You will own the reliability and automation of critical systems.
Responsibilities
Architect and manage CI/CD pipelines using GitHub Actions and AWS CodePipeline, automating global infrastructure via Terraform, CloudFormation, or CDK.
Drive cost-optimization, manage auto-scaling thresholds, and execute resilience testing to ensure system durability.
Respond as a primary on-call engineer using ITIL frameworks and ServiceNow; develop Root Cause Analysis (RCA) documentation.
Implement distributed tracing and optimize monitoring using Dynatrace and Kibana to build advanced dashboards.

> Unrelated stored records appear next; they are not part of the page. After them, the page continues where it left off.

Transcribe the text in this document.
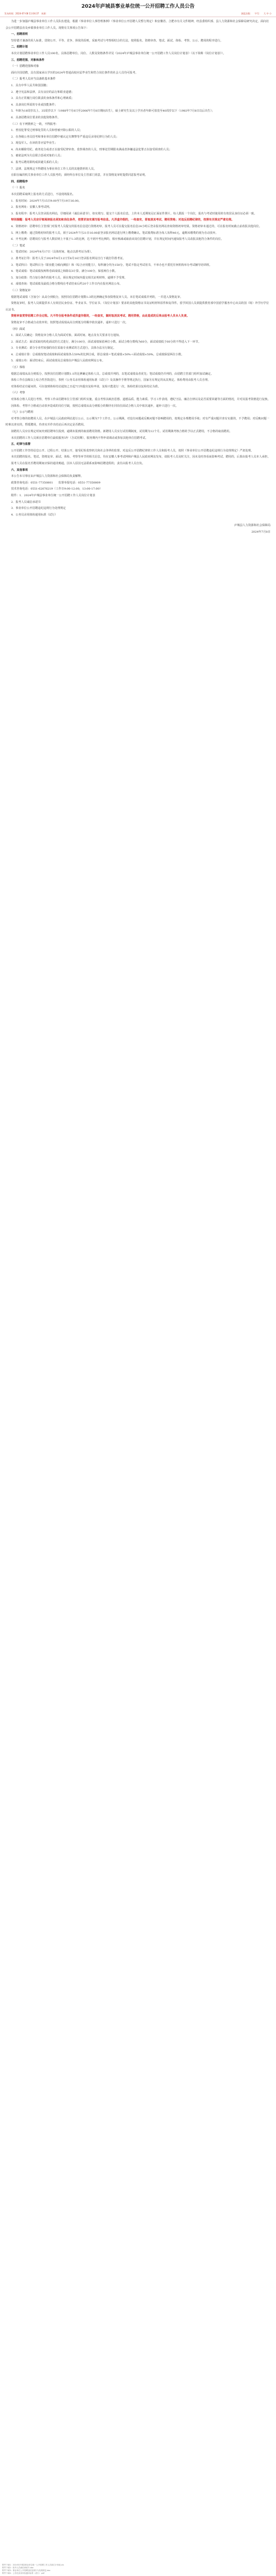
2024年庐城县事业单位统一公开招聘工作人员公告
发布时间：2024-07-08 11:04:37 来源：	浏览次数： 字号： 大 中 小

为进一步加强庐城县事业单位工作人员队伍建设，根据《事业单位人事管理条例》《事业单位公开招聘人员暂行规定》和安徽省、合肥市有关文件精神，经县委组织部、县人力资源和社会保障局研究决定，面向社会公开招聘县直及乡镇事业单位工作人员。现将有关事项公告如下：

一、招聘原则

坚持德才兼备的用人标准，贯彻公开、平等、竞争、择优的原则，采取考试与考察相结合的方法，按照报名、资格审查、笔试、面试、体检、考察、公示、聘用的程序进行。

二、招聘计划

本次计划招聘事业单位工作人员100名，具体招聘单位、岗位、人数及资格条件详见《2024年庐城县事业单位统一公开招聘工作人员岗位计划表》（以下简称《岗位计划表》）。

三、招聘范围、对象和条件

（一）招聘范围和对象

面向全国招聘，具有国家承认学历的2024年普通高校应届毕业生和符合岗位条件的社会人员均可报考。

（二）报考人员应当具备的基本条件

1．具有中华人民共和国国籍；

2．遵守宪法和法律，具有良好的品行和职业道德；

3．具有正常履行岗位职责的身体条件和心理素质；

4．具备岗位所需的专业或技能条件；

5．年龄为18周岁以上、35周岁以下（1988年7月8日至2006年7月8日期间出生），硕士研究生及以上学历者年龄可放宽至40周岁以下（1983年7月8日以后出生）；

6．具备招聘岗位要求的其他资格条件。

（三）有下列情形之一的，不得报考：

1．曾因犯罪受过刑事处罚的人员和曾被开除公职的人员；

2．在各级公务员招考和事业单位招聘中被认定有舞弊等严重违反录用纪律行为的人员；

3．现役军人、在读的非应届毕业生；

4．尚未解除党纪、政务处分或者正在接受纪律审查、监察调查的人员，刑事处罚期限未满或者涉嫌违法犯罪正在接受调查的人员；

5．被依法列为失信联合惩戒对象的人员；

6．报考后聘用即构成回避关系的人员；

7．法律、法规规定不得聘用为事业单位工作人员的其他情形的人员。

在职在编的机关事业单位工作人员报考的，须经所在单位及主管部门同意，并在资格复审时提供同意报考证明。

四、招聘程序

（一）报名

本次招聘采取网上报名的方式进行，不设现场报名。

1．报名时间：2024年7月15日9:00至7月19日16:00。

2．报名网址：安徽人事考试网。

3．报名程序：报考人员登录报名网站，仔细阅读《诚信承诺书》，如实填写、提交个人报名信息，上传本人近期免冠正面证件照片。每人限报一个岗位，报名与考试时使用的有效居民身份证必须一致。

特别提醒：报考人员应仔细阅读报名须知和岗位条件，按要求如实填写报考信息。凡弄虚作假的，一经查实，即取消其考试、聘用资格；对违反招聘纪律的，按照有关规定严肃处理。

4．资格初审：招聘单位主管部门对报考人员提交的报名信息进行资格初审。报考人员可在提交报名信息24小时后登录报名网站查询资格初审结果。资格初审未通过的，可在报名时间截止前改报其他岗位。

5．网上缴费：通过资格初审的报考人员，须于2024年7月21日16:00前登录报名网站进行网上缴费确认。笔试收费标准为每人每科40元，逾期未缴费的视为自动放弃。

6．开考比例：招聘岗位与报考人数原则上不低于1:3的比例，达不到开考比例的，相应核减或取消该岗位招聘计划，并在规定时间内通知报考人员改报其他符合条件的岗位。

（二）笔试

1．笔试时间：2024年8月17日（具体时间、地点以准考证为准）。

2．准考证打印：报考人员于2024年8月12日至8月16日登录报名网站自行下载打印准考证。

3．笔试科目：笔试科目为《职业能力倾向测验》和《综合应用能力》，每科满分均为150分。笔试不指定考试用书，不举办也不委托任何机构举办考试辅导培训班。

4．笔试成绩：笔试成绩按两科卷面成绩之和除以3计算，满分100分，保留两位小数。

5．加分政策：符合加分条件的报考人员，须在规定时间内提交相关证明材料，逾期不予受理。

6．成绩查询：笔试成绩及最低合格分数线在考试结束后约20个工作日内在报名网站公布。

（三）资格复审

根据笔试成绩（含加分）从高分到低分，按照岗位招聘计划数1:3的比例确定参加资格复审人员。末位笔试成绩并列的，一并进入资格复审。

资格复审时，报考人员须提供本人有效居民身份证、毕业证书、学位证书、《岗位计划表》要求的其他资格证书及证明材料原件和复印件。留学回国人员须提供教育部中国留学服务中心出具的国（境）外学历学位认证书。

资格审查贯穿招聘工作全过程。凡不符合报考条件或弄虚作假的，一经查实，随时取消其考试、聘用资格，由此造成的后果由报考人员本人负责。

资格复审不合格或自动放弃的，按照笔试成绩从高分到低分的顺序依次递补，递补只进行一次。

（四）面试

1．面试人员确定：资格复审合格人员为面试对象。面试时间、地点及有关要求另行通知。

2．面试方式：面试采取结构化面试的方式进行，满分100分，面试成绩保留两位小数。面试合格分数线为60分，面试成绩低于60分的不得进入下一环节。

3．专业测试：部分专业性较强的岗位采取专业测试的方式进行，具体办法另行制定。

4．总成绩计算：总成绩按笔试成绩和面试成绩各占50%的比例合成，即总成绩＝笔试成绩×50%＋面试成绩×50%，总成绩保留两位小数。

5．成绩公布：面试结束后，面试成绩及总成绩在庐城县人民政府网站公布。

（五）体检

根据总成绩从高分到低分，按照岗位招聘计划数1:1的比例确定体检人员。总成绩并列的，以笔试成绩高者优先；笔试成绩仍并列的，由招聘主管部门组织加试确定。

体检工作在县级以上综合性医院进行，参照《公务员录用体检通用标准（试行）》及其操作手册等规定执行，国家另有规定的从其规定。体检费用由报考人员自理。

对体检结论有疑问的，可在接到体检结论通知之日起7日内提出复检申请，复检只能进行一次，体检结果以复检结论为准。

（六）考察

对体检合格人员进行考察。考察工作由招聘单位主管部门组织实施，重点考察其政治思想、道德品质、能力素质、学习工作表现、遵纪守法、廉洁自律以及是否需要回避等方面的情况，并对其报考资格进行复核。

因体检、考察不合格或自动放弃造成的岗位空缺，按照总成绩从高分到低分的顺序在同岗位面试合格人员中依次递补，递补只进行一次。

（七）公示与聘用

对考察合格的拟聘用人员，在庐城县人民政府网站进行公示，公示期为7个工作日。公示期满，对没有问题或反映问题不影响聘用的，按规定办理聘用手续；对有严重问题并查有实据的，不予聘用；对反映问题一时难以查实的，暂缓聘用，待查实并作出结论后再决定是否聘用。

拟聘用人员应在规定时间内到招聘单位报到，逾期未报到的取消聘用资格。新聘用人员实行试用期制度，试用期为12个月。试用期满考核合格的予以正式聘用，不合格的取消聘用。

本次招聘的工作人员须在招聘单位最低服务5年（含试用期），服务期内不得申请调动或参加其他单位招聘考试。

五、纪律与监督

公开招聘工作坚持信息公开、过程公开、结果公开，接受纪检监察机关和社会各界的监督。对违反公开招聘纪律的工作人员和报考人员，按照《事业单位公开招聘违纪违规行为处理规定》严肃处理。

本次招聘的报名、笔试、资格复审、面试、体检、考察等环节的相关信息，均在安徽人事考试网和庐城县人民政府网站发布，请报考人员及时关注，因未及时查看而影响考试、聘用的，后果由报考人员本人承担。

报考人员在报名至聘用期间应保持通讯畅通，因本人原因无法联系而影响招聘进程的，责任由报考人员自负。

六、其他事项

本公告未尽事宜由庐城县人力资源和社会保障局负责解释。

政策咨询电话：0551-77350801　　监督举报电话：0551-77350809

技术咨询电话：0551-62676219（工作日9:00-12:00，13:00-17:00）

附件：1．2024年庐城县事业单位统一公开招聘工作人员岗位计划表

2．报考人员诚信承诺书

3．事业单位公开招聘违纪违规行为处理规定

4．公务员录用体检通用标准（试行）

庐城县人力资源和社会保障局

2024年7月8日

附件下载1：2024年庐城县事业单位统一公开招聘工作人员岗位计划表.xls
附件下载2：报考人员诚信承诺书.doc
附件下载3：事业单位公开招聘违纪违规行为处理规定.doc
附件下载4：公务员录用体检通用标准（试行）.pdf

Define and monitor Service Level Indicators (SLIs) and Objectives (SLOs) while managing error budgets.
Required Skills
4+ years of professional experience in SRE, DevOps, or Infrastructure roles.
Practical, hands-on experience with AWS and Azure platforms.
Mid-level proficiency in Python or similar scripting languages.
Experience with configuration management tools like Ansible.
Solid understanding of Docker and orchestration via Kubernetes or ECS.
Strong knowledge of Linux systems, networking protocols, and Relational/NoSQL database architectures.
Experience implementing CI/CD Pipelines and working with GitHub Actions.
Familiarity with ServiceNow for incident management.